ABC has dumped much of its staple sitcom lineup. (“Bless This Mess,” “Single Parents” and “Schooled” got axed, “Modern Family” and “Fresh Off the Boat” ended their runs.) That reduced the network’s sitcom offerings to a single night. David E. Kelly (“Picket Fences,” “Chicago Hope,” “The Practice,” “Ally McBeal,” “Boston Legal”) shows up to add to the drama, though, with “Big Sky.” He produces while Kylie Bunbury (“Under the Dome”) and Katheryn Winnick (“Vikings”) star as a detective and an ex-cop, respectively, who team up to locate two sisters kidnapped by a truck driver. (If the show is successful, they’ll be failing to do so for years to come). “Call Your Mother” is a sitcom starring Kyra Sedgwick (“The Closer”) as an empty nester who tries to reinsert herself into her grown kids’ lives.
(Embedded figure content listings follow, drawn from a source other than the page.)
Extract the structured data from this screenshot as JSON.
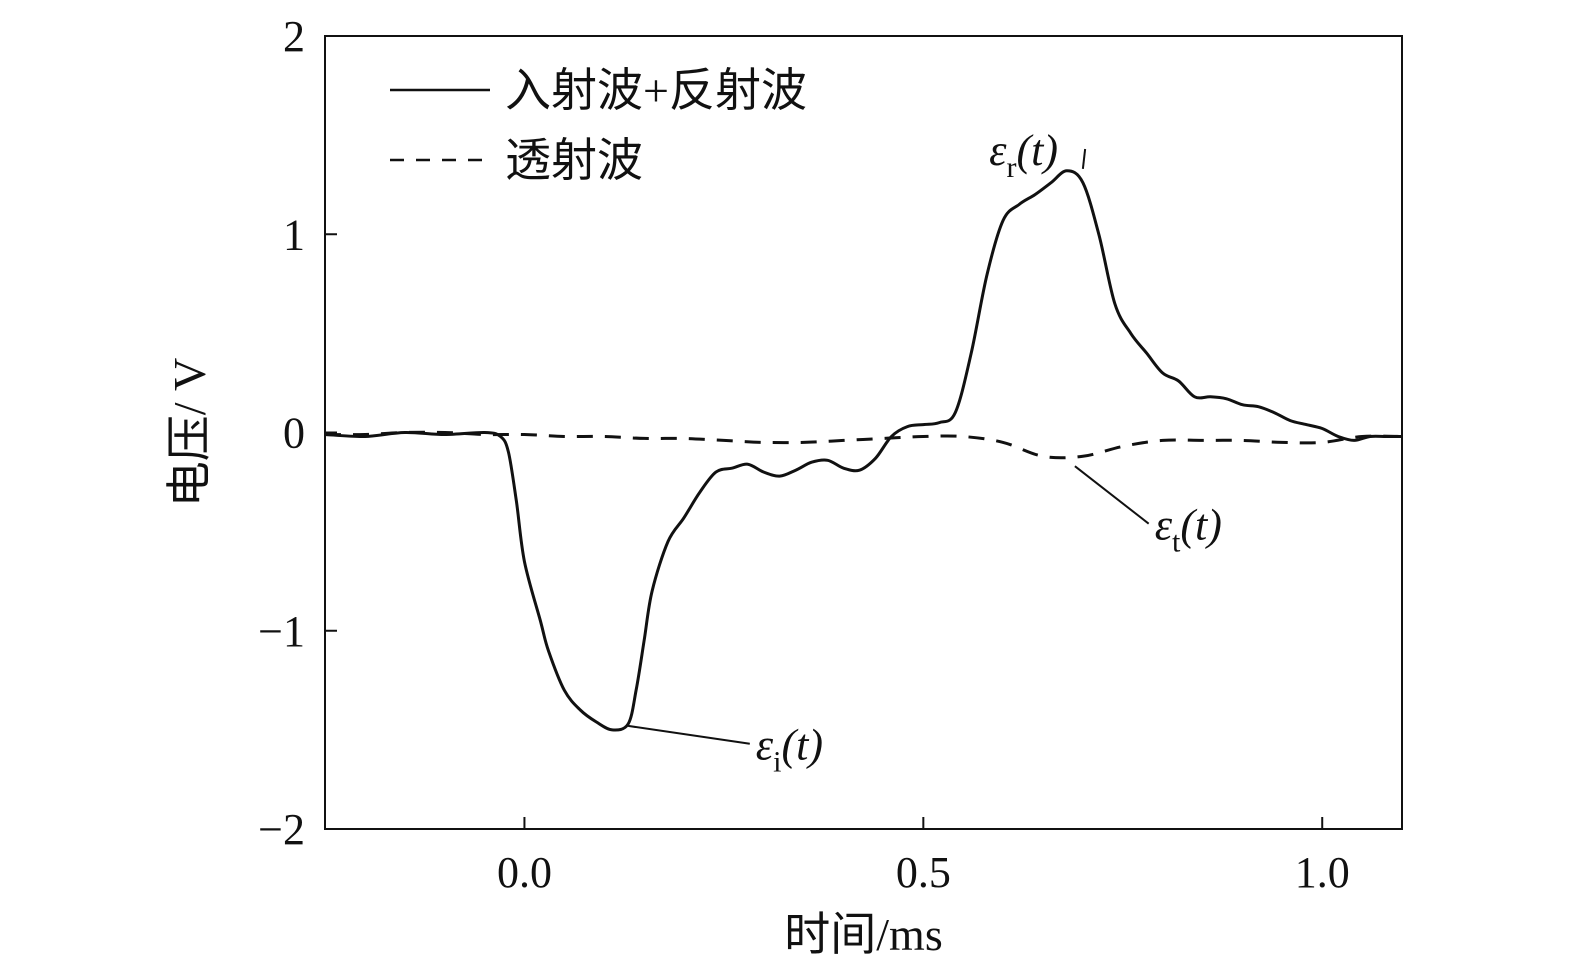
{
  "chart_data": {
    "type": "line",
    "xlabel": "时间/ms",
    "ylabel": "电压/ V",
    "xlim": [
      -0.25,
      1.1
    ],
    "ylim": [
      -2,
      2
    ],
    "xticks": [
      0.0,
      0.5,
      1.0
    ],
    "xtick_labels": [
      "0.0",
      "0.5",
      "1.0"
    ],
    "yticks": [
      2,
      1,
      0,
      -1,
      -2
    ],
    "ytick_labels": [
      "2",
      "1",
      "0",
      "−1",
      "−2"
    ],
    "grid": false,
    "legend_position": "top-left",
    "series": [
      {
        "name": "入射波+反射波",
        "style": "solid",
        "color": "#111111",
        "x": [
          -0.25,
          -0.2,
          -0.15,
          -0.1,
          -0.05,
          -0.03,
          -0.02,
          -0.01,
          0.0,
          0.02,
          0.03,
          0.05,
          0.07,
          0.09,
          0.11,
          0.13,
          0.14,
          0.15,
          0.16,
          0.18,
          0.2,
          0.22,
          0.24,
          0.26,
          0.28,
          0.3,
          0.32,
          0.34,
          0.36,
          0.38,
          0.4,
          0.42,
          0.44,
          0.46,
          0.48,
          0.5,
          0.52,
          0.54,
          0.56,
          0.58,
          0.6,
          0.62,
          0.64,
          0.66,
          0.68,
          0.7,
          0.72,
          0.74,
          0.76,
          0.78,
          0.8,
          0.82,
          0.84,
          0.86,
          0.88,
          0.9,
          0.92,
          0.94,
          0.96,
          0.98,
          1.0,
          1.02,
          1.04,
          1.06,
          1.08,
          1.1
        ],
        "y": [
          -0.01,
          -0.02,
          0.0,
          -0.01,
          0.0,
          -0.02,
          -0.1,
          -0.35,
          -0.65,
          -0.95,
          -1.1,
          -1.3,
          -1.4,
          -1.46,
          -1.5,
          -1.47,
          -1.3,
          -1.05,
          -0.8,
          -0.55,
          -0.43,
          -0.3,
          -0.2,
          -0.18,
          -0.16,
          -0.2,
          -0.22,
          -0.19,
          -0.15,
          -0.14,
          -0.18,
          -0.19,
          -0.13,
          -0.02,
          0.03,
          0.04,
          0.05,
          0.1,
          0.4,
          0.8,
          1.07,
          1.15,
          1.2,
          1.26,
          1.32,
          1.26,
          1.0,
          0.65,
          0.5,
          0.4,
          0.3,
          0.26,
          0.18,
          0.18,
          0.17,
          0.14,
          0.13,
          0.1,
          0.06,
          0.04,
          0.02,
          -0.02,
          -0.04,
          -0.02,
          -0.02,
          -0.02
        ]
      },
      {
        "name": "透射波",
        "style": "dashed",
        "color": "#111111",
        "x": [
          -0.25,
          -0.2,
          -0.15,
          -0.1,
          -0.05,
          0.0,
          0.05,
          0.1,
          0.15,
          0.2,
          0.25,
          0.3,
          0.35,
          0.4,
          0.45,
          0.5,
          0.55,
          0.6,
          0.65,
          0.7,
          0.75,
          0.8,
          0.85,
          0.9,
          0.95,
          1.0,
          1.05,
          1.1
        ],
        "y": [
          -0.01,
          -0.01,
          0.0,
          0.0,
          -0.01,
          -0.01,
          -0.02,
          -0.02,
          -0.03,
          -0.03,
          -0.04,
          -0.05,
          -0.05,
          -0.04,
          -0.03,
          -0.02,
          -0.02,
          -0.05,
          -0.12,
          -0.12,
          -0.07,
          -0.04,
          -0.04,
          -0.04,
          -0.05,
          -0.05,
          -0.02,
          -0.02
        ]
      }
    ],
    "annotations": [
      {
        "symbol": "ε",
        "subscript": "i",
        "suffix": "(t)",
        "point": [
          0.13,
          -1.48
        ],
        "label_at": [
          0.29,
          -1.58
        ]
      },
      {
        "symbol": "ε",
        "subscript": "r",
        "suffix": "(t)",
        "point": [
          0.7,
          1.33
        ],
        "label_at": [
          0.59,
          1.42
        ]
      },
      {
        "symbol": "ε",
        "subscript": "t",
        "suffix": "(t)",
        "point": [
          0.69,
          -0.17
        ],
        "label_at": [
          0.79,
          -0.47
        ]
      }
    ]
  }
}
Finally, The oft-repeated shopping/game show “Supermarket Sweep” (1965-67, 1990-95, 2000-05) returns with ex-”SNL” star Leslie Jones as host.

NBC

The “Law & Order” franchise gets its umpteenth iteration with “Law & Order: Organized Crime.” (OK, there have only been six series before this one, but still.) Beyond that, we get a lot more “The Voice,” “Dateline” and “Sunday Night Football.” Midseason should see the flashback sitcom “Young Rock” (based on the childhood of Dwayne “The Rock” Johnson), Ted Danson in the self-explanatory sitcom “Mr. Mayor” and the “remotely produced” (shot on Zoom, most likely) comedy “Connecting” set (expectedly) in the “age of Coronavirus.”

CBS

Indefatigable sitcom machine Chuck Lorre (“Cybil,” “Grace Under Fire,” “Dharma & Greg,” “Two and a Half Men,” “The Big Bang Theory,” “Mom,” “Mike & Molly,” “Young Sheldon,” “Bob Hearts Abishola”) offers up his newest with “B Positive” starring Thomas Middleditch (“Silicon Valley”) as a newly divorced dad (and therapist) who gets a kidney donation from a “rough-around-the-edges” woman from his past (Annaleigh Ashford from “Masters of Sex”). The Edward Woodward action series “The Equalizer,” reimagined as a movie series starring Denzel Washington, gets reimagined again—this time with Queen Latifah as the enigmatic ex-superspy who uses her skills to help people with nowhere else to turn. We already had the Silence of the Lambs spinoff “Hannibal,” so it’s only natural we’d get the Silence of the Lambs spinoff “Clarice.” Rebecca Breeds (“Pretty Little Liars”) takes over for Jodie Foster as the FBI serial killer hunter. The show is set six months after the movie. No word if Mr. Lecter will show up.

The CW

Given the dearth of new programming, The CW is holding out until January before premiering its “fall” shows. In the meantime the network will rely on carry-overs from other networks, including “Swamp Thing” (DC Direct) “Tell Me A Story” (CBS All Access) and “Dead Pixels” (Britain’s E4). Starting in January, though, “Superman & Lois” adds DC Comics’ most iconic hero to the CW lineup of “The Flash,” “Supergirl,” “Batwoman,” “Legends of Tomorrow” and “Black Lightning.” Jared Padalecki (“Supernatural”) takes over ass-kicking duties from Chuck Norris in the “Walker, Texas Ranger” reboot “Walker.” The network also plans to add two more scripted series at “midseason” (whenever that is now), starting with a reboot of the ’70s martial arts series “Kung Fu.” (Naturally, it’s now set in the modern day and the main character is a woman. Reboot!). That’s followed by “The Republic of Sarah” from Marc Webb (500 Days of Summer, The Amazing Spider-Man), a dramedy about a rebellious high school teacher who convinces her small New Hampshire town to secede from the United States in order to protect it from a greedy mining company.